All carriers are to adopt the real-name registration system starting this month, said China Telecom spokesman Xu Fei. Within three years, the carriers must also register the real identities of all existing users.
“The policy on existing users is not being carried out very forcefully,” Xu said. “If existing users do not register their names, their service probably will not be discontinued.”
Street newsstands in China, where cell phone accounts were once conveniently sold, will also be prohibited from selling SIM cards, Xu added.
China’s Ministry of Industry and Information Technology has not released an official comment on the new policy.
China Unicom also confirmed that the real-name registration policy would start on Wednesday. “This policy will probably not be fully implemented starting today,” said a company spokesman. “It will take some time.”
China’s phone carriers already have some policies in place to ensure users register with their real names. But analysts say that a large majority of China’s mobile phone user population may have registered without real identification. Many of these users rely on prepaid phone services rather than contract plans that often require registration.
The new policy comes as China has been pushing users to register with their real names online. In August, online gamers had to begin real-name registration under regulations that are meant to protect minors from Internet addiction and “unhealthy” content.
The Chinese government is also taking steps toward an Internet real-name system, the director of China’s State Council Information Office said in an April speech, the text of which was obtained by the group Human Rights in China. Buying cell phones and posting to web forums would be covered by such a system.
Implementing a real-name system for cell phone users will produce logistical challenges for the mobile carriers, while also creating fears about identity security, said Mark Natkin, managing director of Beijing-based Marbridge Consulting. Unregistered phone numbers could also very well become a more popular commodity.

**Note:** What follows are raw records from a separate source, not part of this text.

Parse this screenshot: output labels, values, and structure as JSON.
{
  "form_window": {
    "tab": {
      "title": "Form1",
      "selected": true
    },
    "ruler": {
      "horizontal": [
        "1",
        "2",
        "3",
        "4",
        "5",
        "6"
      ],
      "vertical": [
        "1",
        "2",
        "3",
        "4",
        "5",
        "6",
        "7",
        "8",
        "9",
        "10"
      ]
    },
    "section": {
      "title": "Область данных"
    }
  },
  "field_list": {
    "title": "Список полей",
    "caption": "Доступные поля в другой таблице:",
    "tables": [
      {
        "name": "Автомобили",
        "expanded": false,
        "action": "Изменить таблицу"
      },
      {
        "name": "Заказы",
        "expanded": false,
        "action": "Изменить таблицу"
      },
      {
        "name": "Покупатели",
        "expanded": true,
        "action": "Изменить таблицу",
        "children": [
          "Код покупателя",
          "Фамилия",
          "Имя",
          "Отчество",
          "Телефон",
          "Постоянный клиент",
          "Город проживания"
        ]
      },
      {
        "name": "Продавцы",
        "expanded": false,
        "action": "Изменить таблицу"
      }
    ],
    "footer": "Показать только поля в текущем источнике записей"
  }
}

“It will make certain consumers hesitate to buy a new number, if they think they can find another number at similar cost that isn’t registered,” he said.
Some cell phone users in China, however, say they welcome the new policy.
Li Junru, a student at China Agricultural University, said she recently lost her cell phone and wished she had properly registered it with the cell phone carrier. That way she might have a chance to recover the numbers stored on the device and terminate the phone service.
“I think it will be more secure and the carriers will be able to track and store my information,” she said.
Cell phone users simply should register with their real identification, said Li Mi, a coffee shop worker. “This is good, it will be secure,” she said. “I know some people will be afraid about revealing their personal information, but I don’t think that will happen. The (companies) won’t give that out.”